Abbaye royale de Fontevraud. Le quartier Saint-Benoît et ses infirmeries

 

P1000055   A  l’Est du  Grand Moûtier s’étend le  quartier Saint-Benoît, dont le nom rappelle l’appartenance  de l’Ordre de Fontevraud à la  constellation bénédictine.  Donne  accès à  l’aile Nord  de ce  quartier un important porche à fronton triangulaire du XVIIe   siècle.  Un autre accès est possible  à l’arrière du  dortoir en contre-bas du cloître du Grand-Moutier , un escalier y donne accés.

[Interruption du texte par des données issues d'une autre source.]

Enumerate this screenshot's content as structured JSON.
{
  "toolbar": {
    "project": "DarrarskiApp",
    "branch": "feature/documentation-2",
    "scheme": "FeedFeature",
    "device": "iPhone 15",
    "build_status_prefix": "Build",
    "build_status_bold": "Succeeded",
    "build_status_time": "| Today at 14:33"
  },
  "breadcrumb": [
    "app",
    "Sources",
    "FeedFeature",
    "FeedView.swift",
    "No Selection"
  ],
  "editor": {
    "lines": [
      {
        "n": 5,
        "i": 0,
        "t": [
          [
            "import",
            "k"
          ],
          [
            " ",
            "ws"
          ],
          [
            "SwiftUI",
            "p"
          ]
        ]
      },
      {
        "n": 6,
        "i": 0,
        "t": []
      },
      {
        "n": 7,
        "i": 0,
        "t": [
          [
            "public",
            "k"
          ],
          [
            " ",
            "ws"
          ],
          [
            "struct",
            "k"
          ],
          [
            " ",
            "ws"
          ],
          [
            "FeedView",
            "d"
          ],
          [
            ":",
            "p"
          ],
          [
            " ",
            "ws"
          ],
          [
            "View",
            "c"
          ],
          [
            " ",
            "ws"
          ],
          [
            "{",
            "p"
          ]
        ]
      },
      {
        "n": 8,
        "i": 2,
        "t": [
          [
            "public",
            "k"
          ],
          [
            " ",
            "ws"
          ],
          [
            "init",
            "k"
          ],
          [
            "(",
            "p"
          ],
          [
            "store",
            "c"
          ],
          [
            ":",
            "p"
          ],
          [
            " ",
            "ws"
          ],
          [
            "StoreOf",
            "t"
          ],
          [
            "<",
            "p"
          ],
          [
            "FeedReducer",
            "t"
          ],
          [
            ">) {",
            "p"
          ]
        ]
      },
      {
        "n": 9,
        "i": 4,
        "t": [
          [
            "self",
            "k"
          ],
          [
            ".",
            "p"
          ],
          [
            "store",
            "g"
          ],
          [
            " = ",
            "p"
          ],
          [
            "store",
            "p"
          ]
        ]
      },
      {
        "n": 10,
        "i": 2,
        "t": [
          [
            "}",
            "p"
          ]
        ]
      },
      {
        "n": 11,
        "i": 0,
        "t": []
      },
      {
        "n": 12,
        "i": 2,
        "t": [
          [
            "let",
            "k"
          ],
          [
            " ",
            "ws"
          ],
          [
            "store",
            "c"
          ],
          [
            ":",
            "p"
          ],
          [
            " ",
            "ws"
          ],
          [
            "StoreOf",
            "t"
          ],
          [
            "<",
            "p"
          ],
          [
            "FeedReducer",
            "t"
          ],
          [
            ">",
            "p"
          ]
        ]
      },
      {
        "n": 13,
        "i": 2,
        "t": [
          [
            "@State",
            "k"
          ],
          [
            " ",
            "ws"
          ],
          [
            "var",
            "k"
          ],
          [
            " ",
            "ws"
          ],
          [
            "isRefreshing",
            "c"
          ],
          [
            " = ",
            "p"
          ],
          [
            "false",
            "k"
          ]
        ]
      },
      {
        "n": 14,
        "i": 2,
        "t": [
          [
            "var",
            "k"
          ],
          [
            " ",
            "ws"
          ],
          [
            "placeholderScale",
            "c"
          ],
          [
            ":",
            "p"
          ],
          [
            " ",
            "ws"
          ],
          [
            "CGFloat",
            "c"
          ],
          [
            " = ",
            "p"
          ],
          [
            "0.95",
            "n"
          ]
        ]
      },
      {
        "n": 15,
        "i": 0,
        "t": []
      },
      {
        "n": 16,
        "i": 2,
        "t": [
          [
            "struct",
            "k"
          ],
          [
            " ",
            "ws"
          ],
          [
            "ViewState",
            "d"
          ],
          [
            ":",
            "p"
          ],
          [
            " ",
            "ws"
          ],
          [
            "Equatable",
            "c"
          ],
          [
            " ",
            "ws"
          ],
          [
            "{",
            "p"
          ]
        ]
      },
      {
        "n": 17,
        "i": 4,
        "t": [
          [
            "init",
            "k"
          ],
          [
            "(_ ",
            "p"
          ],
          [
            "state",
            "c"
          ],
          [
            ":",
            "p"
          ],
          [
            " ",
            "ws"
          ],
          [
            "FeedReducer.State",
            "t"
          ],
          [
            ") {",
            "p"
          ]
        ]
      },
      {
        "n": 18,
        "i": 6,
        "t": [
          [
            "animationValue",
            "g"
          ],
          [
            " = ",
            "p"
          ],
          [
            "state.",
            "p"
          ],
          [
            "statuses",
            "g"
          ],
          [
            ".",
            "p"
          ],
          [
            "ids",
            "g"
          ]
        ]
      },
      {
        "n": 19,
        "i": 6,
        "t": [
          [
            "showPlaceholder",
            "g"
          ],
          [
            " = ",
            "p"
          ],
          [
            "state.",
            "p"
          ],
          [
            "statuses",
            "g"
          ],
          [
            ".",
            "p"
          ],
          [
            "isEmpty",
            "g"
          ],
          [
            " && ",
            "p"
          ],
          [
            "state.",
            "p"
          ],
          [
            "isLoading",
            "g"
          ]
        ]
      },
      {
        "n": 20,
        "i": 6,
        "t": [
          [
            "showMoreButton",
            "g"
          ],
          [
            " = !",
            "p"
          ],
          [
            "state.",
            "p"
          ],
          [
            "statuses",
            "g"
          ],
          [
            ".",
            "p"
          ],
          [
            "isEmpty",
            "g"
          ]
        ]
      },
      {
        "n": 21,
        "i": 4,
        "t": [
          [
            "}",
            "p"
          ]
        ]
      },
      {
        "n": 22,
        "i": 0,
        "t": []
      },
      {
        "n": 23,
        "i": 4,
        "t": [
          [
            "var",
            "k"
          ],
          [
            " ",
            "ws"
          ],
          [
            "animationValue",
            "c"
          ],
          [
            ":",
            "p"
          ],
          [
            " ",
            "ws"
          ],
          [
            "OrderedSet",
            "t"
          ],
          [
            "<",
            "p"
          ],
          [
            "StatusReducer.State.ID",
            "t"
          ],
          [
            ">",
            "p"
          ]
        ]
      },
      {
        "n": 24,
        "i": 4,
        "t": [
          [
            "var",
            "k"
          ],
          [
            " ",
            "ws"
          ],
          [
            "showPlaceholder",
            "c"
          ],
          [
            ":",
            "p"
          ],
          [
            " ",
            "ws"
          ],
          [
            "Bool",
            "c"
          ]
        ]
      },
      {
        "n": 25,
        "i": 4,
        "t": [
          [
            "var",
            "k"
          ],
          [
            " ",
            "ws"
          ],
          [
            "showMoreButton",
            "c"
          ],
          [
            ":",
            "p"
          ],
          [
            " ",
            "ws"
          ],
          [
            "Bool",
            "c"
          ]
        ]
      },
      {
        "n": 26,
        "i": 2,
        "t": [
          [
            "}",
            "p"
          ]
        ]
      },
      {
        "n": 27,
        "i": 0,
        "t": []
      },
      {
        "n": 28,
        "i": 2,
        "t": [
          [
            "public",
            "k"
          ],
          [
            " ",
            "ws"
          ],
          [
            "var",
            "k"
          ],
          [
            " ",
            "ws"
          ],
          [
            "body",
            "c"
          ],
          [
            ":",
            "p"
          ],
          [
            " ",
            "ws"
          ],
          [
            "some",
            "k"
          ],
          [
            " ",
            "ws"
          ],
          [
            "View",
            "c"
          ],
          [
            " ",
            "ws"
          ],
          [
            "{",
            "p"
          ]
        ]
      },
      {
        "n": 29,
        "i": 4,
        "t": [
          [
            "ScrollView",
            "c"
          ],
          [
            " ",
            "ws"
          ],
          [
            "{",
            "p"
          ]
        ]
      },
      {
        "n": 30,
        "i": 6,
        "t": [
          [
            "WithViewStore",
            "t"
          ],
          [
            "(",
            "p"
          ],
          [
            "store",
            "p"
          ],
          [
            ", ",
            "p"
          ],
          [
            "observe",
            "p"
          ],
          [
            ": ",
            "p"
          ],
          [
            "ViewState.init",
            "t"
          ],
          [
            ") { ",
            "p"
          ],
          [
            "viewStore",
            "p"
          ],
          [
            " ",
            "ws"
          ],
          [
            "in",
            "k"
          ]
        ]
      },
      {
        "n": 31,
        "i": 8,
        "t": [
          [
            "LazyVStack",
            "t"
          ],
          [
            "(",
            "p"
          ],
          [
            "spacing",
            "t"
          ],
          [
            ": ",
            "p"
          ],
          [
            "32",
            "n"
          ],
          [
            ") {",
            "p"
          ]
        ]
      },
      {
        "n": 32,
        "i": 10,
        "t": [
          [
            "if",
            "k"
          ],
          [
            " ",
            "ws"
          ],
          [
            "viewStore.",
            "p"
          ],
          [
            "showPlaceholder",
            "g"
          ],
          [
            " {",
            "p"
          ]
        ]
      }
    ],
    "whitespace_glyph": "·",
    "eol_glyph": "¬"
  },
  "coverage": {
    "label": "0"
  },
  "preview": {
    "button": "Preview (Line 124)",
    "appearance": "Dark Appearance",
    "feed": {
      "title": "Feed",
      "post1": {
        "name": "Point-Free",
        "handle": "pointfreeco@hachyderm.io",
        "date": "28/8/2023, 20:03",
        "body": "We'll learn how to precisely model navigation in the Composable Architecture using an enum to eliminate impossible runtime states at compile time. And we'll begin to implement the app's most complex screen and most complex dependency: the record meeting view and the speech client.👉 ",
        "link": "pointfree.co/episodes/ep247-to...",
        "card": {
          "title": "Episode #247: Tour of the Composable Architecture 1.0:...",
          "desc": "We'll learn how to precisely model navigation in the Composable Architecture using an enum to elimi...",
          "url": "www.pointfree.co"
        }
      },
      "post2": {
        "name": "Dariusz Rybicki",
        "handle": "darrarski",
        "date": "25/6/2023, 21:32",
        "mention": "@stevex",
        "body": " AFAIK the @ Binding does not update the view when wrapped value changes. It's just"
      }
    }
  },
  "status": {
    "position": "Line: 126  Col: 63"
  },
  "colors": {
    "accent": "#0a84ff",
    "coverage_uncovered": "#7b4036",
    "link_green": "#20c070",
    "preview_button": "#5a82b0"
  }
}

Cette  construction à galeries, en forme de fer à cheval (de 56 mêtres de long  avec  des ailes de 16 mêtres en retour)  autour d’une cour rectangulaire n’est pas  un cloître (Voir  photo ci-dessous)  Il  s’agit d’importantes infirmeries reconstruites par  la 29 éme  Abbbesse , Éléonore de Bourbon (1575-1611), tante du roi Henri IV, en lieu  et place d’infirmeries du XII e siècle  détruites au milieu du XVI e, afin d’accueillir les religieuses  âgés ou malades ne pouvant plus observer la vie régulière.P1000057

Indépendantes à l’origine, les  infirmeries furent rattachées au Grand-Moûtier entre 1699 et 1740  longtemps  donc après la mort de l’Abbesse  Eléonore  de Bourbon.

Au nord de la cour s’élève la chapelle Saint-Benoît, chapelle de la Communauté monastique féminine, antérieure aux infirmeries qui date de la seconde partie du XIIème siècle (art gothique Plantagenêt) en remplacement d’un premier  sanctuaire  datant de Robert d’Arbrissel.  De style  gothique  angevin, elle  fait 18 mêtres de long  sur 8 mêtres de large et ferme la  cour au N.O. Au XVII e, sa nef, non voutéée, sans  bas côté, éclairée par des  baies en plein cintre, fut  coupé  par un plancher   afin d’y aménager une logement pour la Grande Prieure. le  choeur à subsisté : des colonettes  s’élévent  gracieusement  entre ses fenêtres ( bouchées lors  de leur  jonction avec le portail au XVII e siécle) et leur  six nervures se rejoignent à la clé.  L’abside  et la première  travée sont voùtées  d’ogives . Sur les murs  subsistent des traces d’anciennes peintures.  En 1628, Denis Soleman, secrétaire  de l’Abbesse Louise de Bourbon de Lavedan fut inhumé  devant l’autel.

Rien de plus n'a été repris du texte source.